From I was 4 till I was 51, my life was constructed around the academic year. Whether as a pupil or as a teacher, I was tied by a year that began as August petered out and ended as June promised never-ending lazy hazy crazy days of summer.
But one of my favourite poems from school was John Keats Ode to Autumn it spoke of autumn being ‘the season of mists and mellow fruitfulness’. We can choose to see the beginning of the school year as marking the end of long evenings and the approach of cold and winter – or as a time for gratitude for what has been achieved.
When I look back on my school days, I have great memories of many wonderful teachers. For them and their love of learning I am eternally grateful. Without their inspiration, I would not be the person that I have become.
But I am also grateful for the holidays. I don’t mean that merely in terms of exciting places seen and enjoyed. I am grateful for the summer in a factory and the challenges of inter-railing. I mean the teenage friendships established that have lasted over half a century. I mean the life-lessons learned, the nourishing memories and the important mistakes made.

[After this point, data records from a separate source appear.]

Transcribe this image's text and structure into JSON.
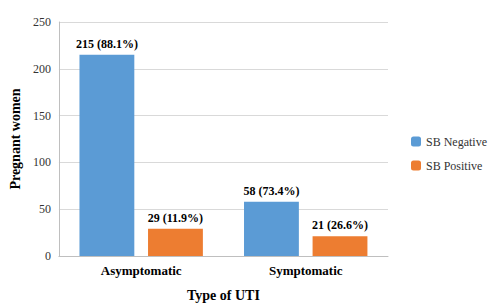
{
  "chart_data": {
    "type": "bar",
    "x_label": "Type of UTI",
    "y_label": "Pregnant women",
    "categories": [
      "Asymptomatic",
      "Symptomatic"
    ],
    "series": [
      {
        "name": "SB Negative",
        "color": "#5b9bd5",
        "values": [
          215,
          58
        ],
        "value_labels": [
          "215 (88.1%)",
          "58 (73.4%)"
        ]
      },
      {
        "name": "SB Positive",
        "color": "#ed7d31",
        "values": [
          29,
          21
        ],
        "value_labels": [
          "29 (11.9%)",
          "21 (26.6%)"
        ]
      }
    ],
    "ylim": [
      0,
      250
    ],
    "yticks": [
      0,
      50,
      100,
      150,
      200,
      250
    ],
    "grid": true,
    "legend": "right",
    "data_labels": true
  }
}
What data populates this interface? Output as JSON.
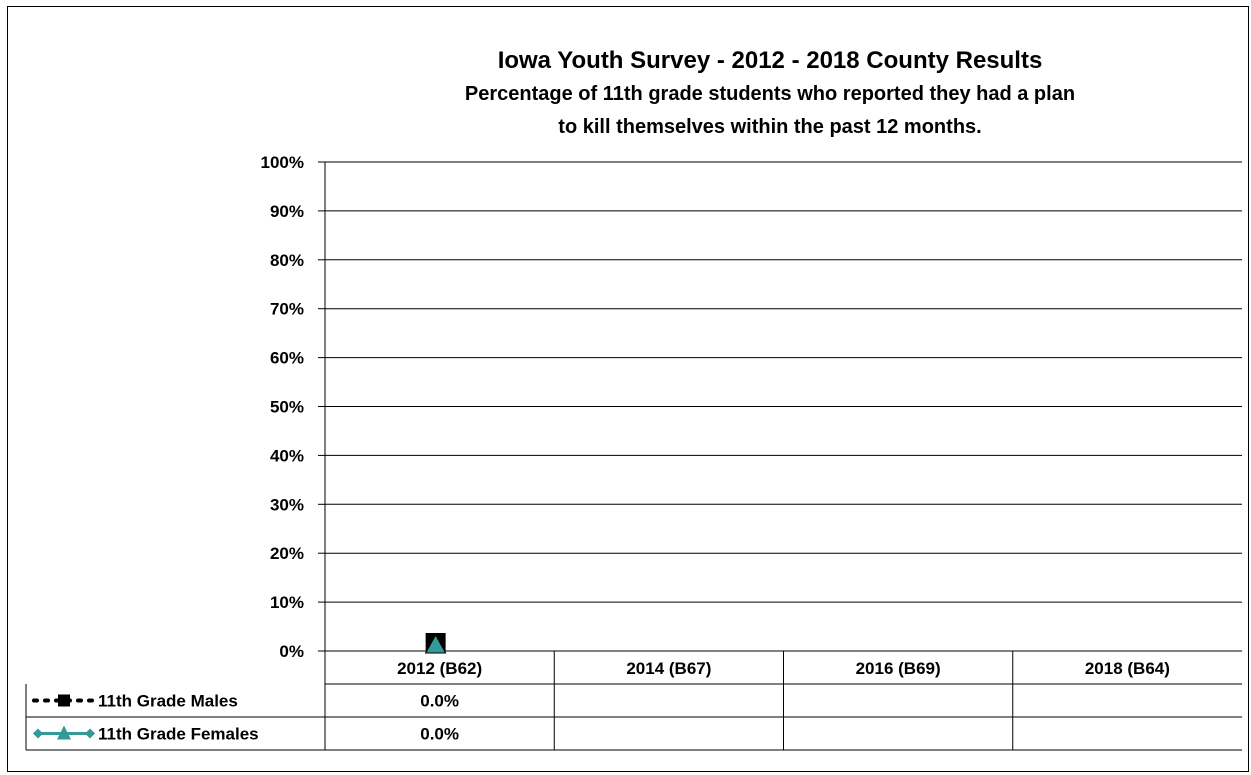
{
  "chart_data": {
    "type": "line",
    "title": "Iowa Youth Survey - 2012 - 2018 County Results",
    "subtitle_lines": [
      "Percentage of 11th grade students who reported they had a plan",
      "to kill themselves within the past 12 months."
    ],
    "categories": [
      "2012 (B62)",
      "2014 (B67)",
      "2016 (B69)",
      "2018 (B64)"
    ],
    "series": [
      {
        "name": "11th Grade Males",
        "values": [
          0.0,
          null,
          null,
          null
        ],
        "labels": [
          "0.0%",
          "",
          "",
          ""
        ],
        "color": "#000000",
        "marker": "square"
      },
      {
        "name": "11th Grade Females",
        "values": [
          0.0,
          null,
          null,
          null
        ],
        "labels": [
          "0.0%",
          "",
          "",
          ""
        ],
        "color": "#339999",
        "marker": "triangle"
      }
    ],
    "ylim": [
      0,
      100
    ],
    "yticks": [
      0,
      10,
      20,
      30,
      40,
      50,
      60,
      70,
      80,
      90,
      100
    ],
    "ytick_labels": [
      "0%",
      "10%",
      "20%",
      "30%",
      "40%",
      "50%",
      "60%",
      "70%",
      "80%",
      "90%",
      "100%"
    ],
    "grid": true,
    "legend": "data-table-bottom"
  }
}
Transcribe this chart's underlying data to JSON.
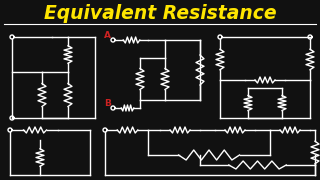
{
  "title": "Equivalent Resistance",
  "title_color": "#FFE600",
  "bg_color": "#111111",
  "line_color": "#ffffff",
  "label_A_color": "#cc2222",
  "label_B_color": "#cc2222",
  "figsize": [
    3.2,
    1.8
  ],
  "dpi": 100
}
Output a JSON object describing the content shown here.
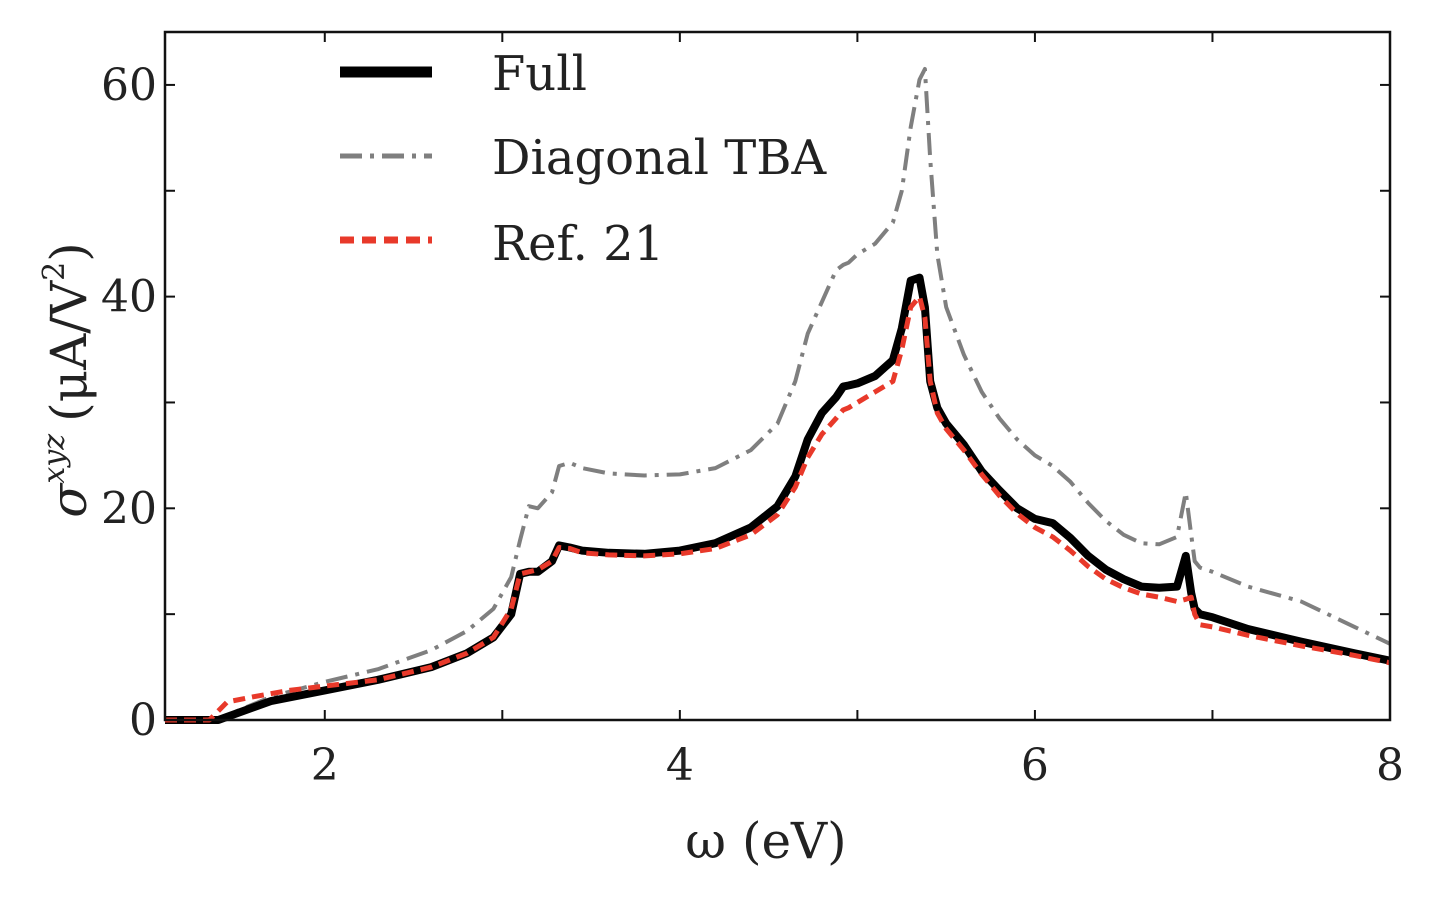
{
  "chart_data": {
    "type": "line",
    "xlabel": "ω (eV)",
    "ylabel": {
      "symbol": "σ",
      "superscript": "xyz",
      "units_open": "(μA/V",
      "units_sup": "2",
      "units_close": ")"
    },
    "xlim": [
      1.1,
      8.0
    ],
    "ylim": [
      0,
      65
    ],
    "xticks": [
      {
        "value": 2,
        "label": "2"
      },
      {
        "value": 4,
        "label": "4"
      },
      {
        "value": 6,
        "label": "6"
      },
      {
        "value": 8,
        "label": "8"
      }
    ],
    "yticks": [
      {
        "value": 0,
        "label": "0"
      },
      {
        "value": 20,
        "label": "20"
      },
      {
        "value": 40,
        "label": "40"
      },
      {
        "value": 60,
        "label": "60"
      }
    ],
    "legend_position": "top-left",
    "series": [
      {
        "name": "Full",
        "color": "#000000",
        "style": "solid",
        "x": [
          1.1,
          1.4,
          1.5,
          1.7,
          2.0,
          2.3,
          2.6,
          2.8,
          2.95,
          3.05,
          3.1,
          3.15,
          3.2,
          3.28,
          3.32,
          3.38,
          3.45,
          3.6,
          3.8,
          4.0,
          4.2,
          4.4,
          4.55,
          4.65,
          4.72,
          4.8,
          4.88,
          4.92,
          4.95,
          5.0,
          5.1,
          5.2,
          5.25,
          5.3,
          5.35,
          5.38,
          5.41,
          5.45,
          5.5,
          5.6,
          5.7,
          5.8,
          5.9,
          6.0,
          6.1,
          6.2,
          6.3,
          6.4,
          6.5,
          6.6,
          6.7,
          6.8,
          6.85,
          6.88,
          6.9,
          6.93,
          7.0,
          7.2,
          7.5,
          7.8,
          8.0
        ],
        "y": [
          0,
          0,
          0.6,
          1.8,
          2.8,
          3.8,
          5.0,
          6.3,
          7.8,
          10.0,
          13.8,
          14.0,
          14.0,
          15.0,
          16.5,
          16.3,
          16.0,
          15.8,
          15.7,
          16.0,
          16.7,
          18.2,
          20.2,
          23.0,
          26.5,
          29.0,
          30.5,
          31.5,
          31.6,
          31.8,
          32.5,
          34.0,
          37.0,
          41.5,
          41.8,
          39.0,
          32.0,
          29.5,
          28.0,
          26.0,
          23.5,
          21.7,
          20.0,
          19.0,
          18.6,
          17.2,
          15.5,
          14.2,
          13.3,
          12.6,
          12.5,
          12.6,
          15.5,
          12.0,
          10.5,
          10.0,
          9.7,
          8.6,
          7.4,
          6.3,
          5.6
        ]
      },
      {
        "name": "Diagonal TBA",
        "color": "#7f7f7f",
        "style": "dashdot",
        "x": [
          1.1,
          1.4,
          1.5,
          1.7,
          2.0,
          2.3,
          2.6,
          2.8,
          2.95,
          3.05,
          3.1,
          3.15,
          3.2,
          3.28,
          3.32,
          3.38,
          3.45,
          3.6,
          3.8,
          4.0,
          4.2,
          4.4,
          4.55,
          4.65,
          4.72,
          4.8,
          4.88,
          4.92,
          4.95,
          5.0,
          5.1,
          5.2,
          5.25,
          5.3,
          5.35,
          5.38,
          5.41,
          5.45,
          5.5,
          5.6,
          5.7,
          5.8,
          5.9,
          6.0,
          6.1,
          6.2,
          6.3,
          6.4,
          6.5,
          6.6,
          6.7,
          6.8,
          6.85,
          6.88,
          6.9,
          6.93,
          7.0,
          7.2,
          7.5,
          7.8,
          8.0
        ],
        "y": [
          0,
          0,
          0.8,
          2.2,
          3.6,
          4.8,
          6.6,
          8.4,
          10.5,
          13.5,
          17.0,
          20.2,
          20.0,
          21.5,
          24.0,
          24.3,
          23.8,
          23.3,
          23.1,
          23.2,
          23.8,
          25.5,
          28.0,
          32.0,
          36.5,
          39.5,
          42.5,
          43.0,
          43.2,
          44.0,
          45.0,
          47.0,
          50.0,
          56.0,
          60.5,
          61.5,
          53.0,
          44.0,
          39.0,
          34.5,
          31.0,
          28.5,
          26.5,
          25.0,
          24.0,
          22.5,
          20.5,
          18.8,
          17.5,
          16.7,
          16.6,
          17.3,
          21.5,
          17.5,
          15.0,
          14.4,
          14.0,
          12.6,
          11.2,
          8.8,
          7.2
        ]
      },
      {
        "name": "Ref. 21",
        "color": "#e8392a",
        "style": "dashed",
        "x": [
          1.1,
          1.35,
          1.45,
          1.6,
          1.8,
          2.0,
          2.3,
          2.6,
          2.8,
          2.95,
          3.05,
          3.1,
          3.15,
          3.2,
          3.28,
          3.32,
          3.38,
          3.45,
          3.6,
          3.8,
          4.0,
          4.2,
          4.4,
          4.55,
          4.65,
          4.72,
          4.8,
          4.88,
          4.92,
          4.95,
          5.0,
          5.1,
          5.2,
          5.25,
          5.3,
          5.35,
          5.38,
          5.41,
          5.45,
          5.5,
          5.6,
          5.7,
          5.8,
          5.9,
          6.0,
          6.1,
          6.2,
          6.3,
          6.4,
          6.5,
          6.6,
          6.7,
          6.8,
          6.85,
          6.88,
          6.9,
          6.93,
          7.0,
          7.2,
          7.5,
          7.8,
          8.0
        ],
        "y": [
          0,
          0,
          1.7,
          2.2,
          2.8,
          3.2,
          3.8,
          5.0,
          6.3,
          7.8,
          10.5,
          13.8,
          14.0,
          14.2,
          15.0,
          16.3,
          16.2,
          15.8,
          15.6,
          15.5,
          15.7,
          16.2,
          17.5,
          19.4,
          22.0,
          24.8,
          27.0,
          28.5,
          29.3,
          29.5,
          30.0,
          31.0,
          32.0,
          35.0,
          39.0,
          40.0,
          38.0,
          32.0,
          29.0,
          27.5,
          25.5,
          23.2,
          21.2,
          19.5,
          18.2,
          17.3,
          16.0,
          14.5,
          13.3,
          12.5,
          11.9,
          11.6,
          11.2,
          11.4,
          11.6,
          10.0,
          9.0,
          8.8,
          8.0,
          7.0,
          6.1,
          5.4
        ]
      }
    ]
  }
}
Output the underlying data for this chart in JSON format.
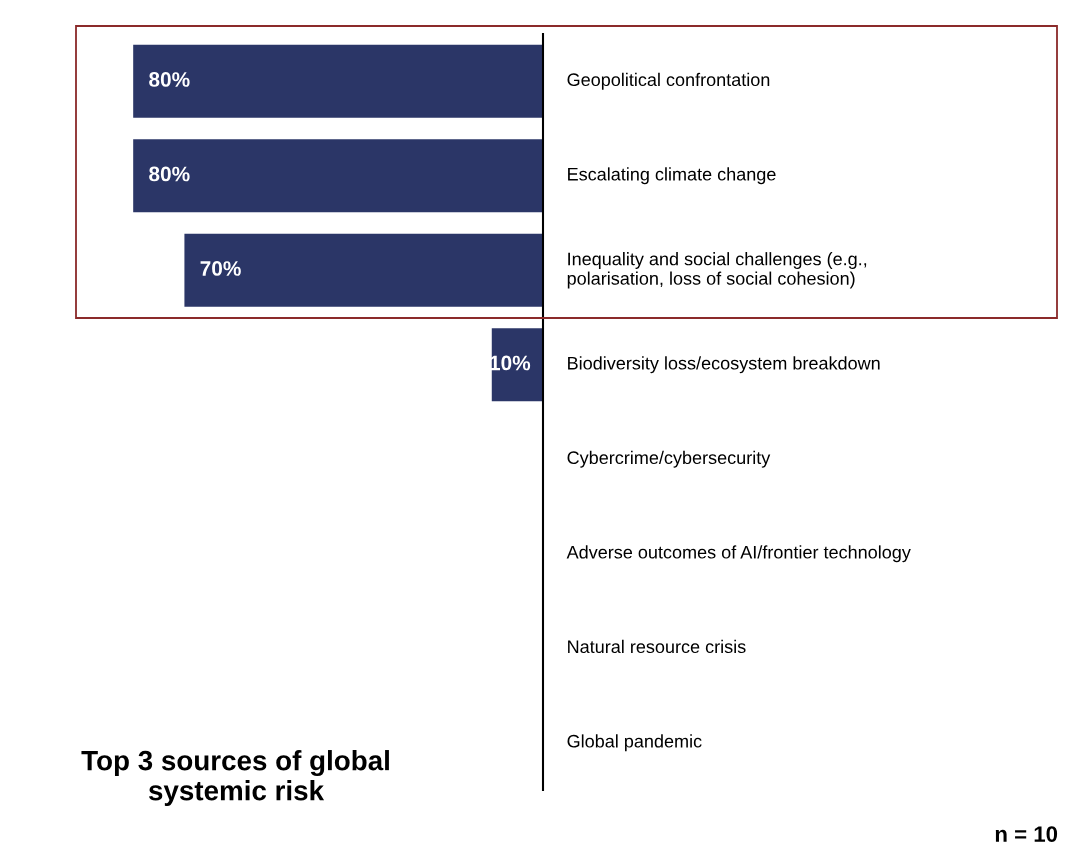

As I enter into the autumn of my own life, faith enables me to look back with compassion and gratitude on the past. Christ helps me to forgive the mistakes and the crosses – and to see them as lessons in becoming a better disciple of Jesus. Apparent successes are not necessarily blessings – and crosses are often time of grace that stretch us.
As schools look into the new year, don’t just see the hills to be climbed and the long winter months to be endured. Think of the way that your past has been blessed – in term time and in holidays.
Those who look back with gratitude, can face whatever comes with hope. Jesus walks beside you.